Why do we have different/decreasing`skip_values` as we progress in stage 03 training

Question

Why do we have different/decreasing`skip_values` as we progress in stage 03 training

Closed this issue 2 months ago · 3 comments

I wanted to know the idea behind the concept of having different max_skip_values, The value starts with 10, increases to 15 and again drops back to 5,5.

Is there any intuition and reason for doing this?

Also another question I had was since the number of frames used for training was 8 as mentioned in the paper, how come the model is able to do well for long-videos where frames could be in range of thousands, where the model has never trained for such long form memory usage?
Even if the max jump was 15, the highest difference in frames for a single video could be 15*8=120 frames while training.

Answer 1 · 2024-10-10T17:54:01.000Z

It is for curriculum learning: first, from easy to hard cases, then anneal back to 5, which is closer to what is used during inference.

Note that max jump sets the maximum. We don't always sample at the maximum.

See
https://arxiv.org/pdf/2103.07941
https://davischallenge.org/challenge2020/papers/DAVIS-Semisupervised-Challenge-1st-Team.pdf

Answer 2 · 2024-10-12T08:23:46.000Z

Thanks.

Can you also give some intuition on the second part, where how come training on 8 frames videos with max 3 frames in memory, leading to better long video segmentation capability during inference?
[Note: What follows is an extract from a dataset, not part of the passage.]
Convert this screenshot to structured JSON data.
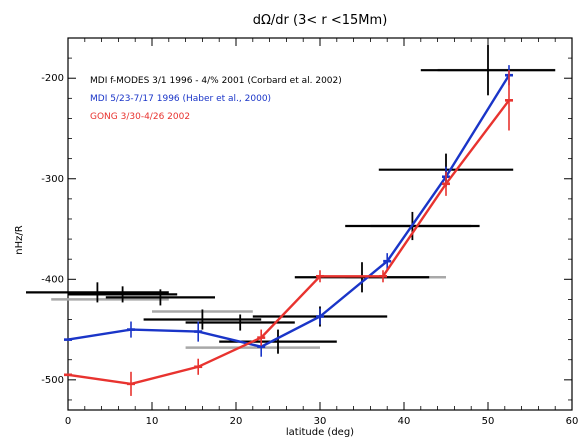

Also another question I had was since the number of frames used for training was 8 as mentioned in the paper, how come the model is able to do well for long-videos where frames could be in range of thousands, where the model has never trained for such long form memory usage?
Even if the max jump was 15, the highest difference in frames for a single video could be 15*8=120 frames while training.

Answer 3 · 2024-10-13T06:43:18.000Z

It generalizes. It is not unlike how CNN generalizes to different resolutions and how LLM generalizes to different sequence lengths with relative position embeddings. Learning a robust appearance representation (as queries/keys) is enough to go a long way. It might not be optimal -- but we don't really have sufficiently long video datasets at the time.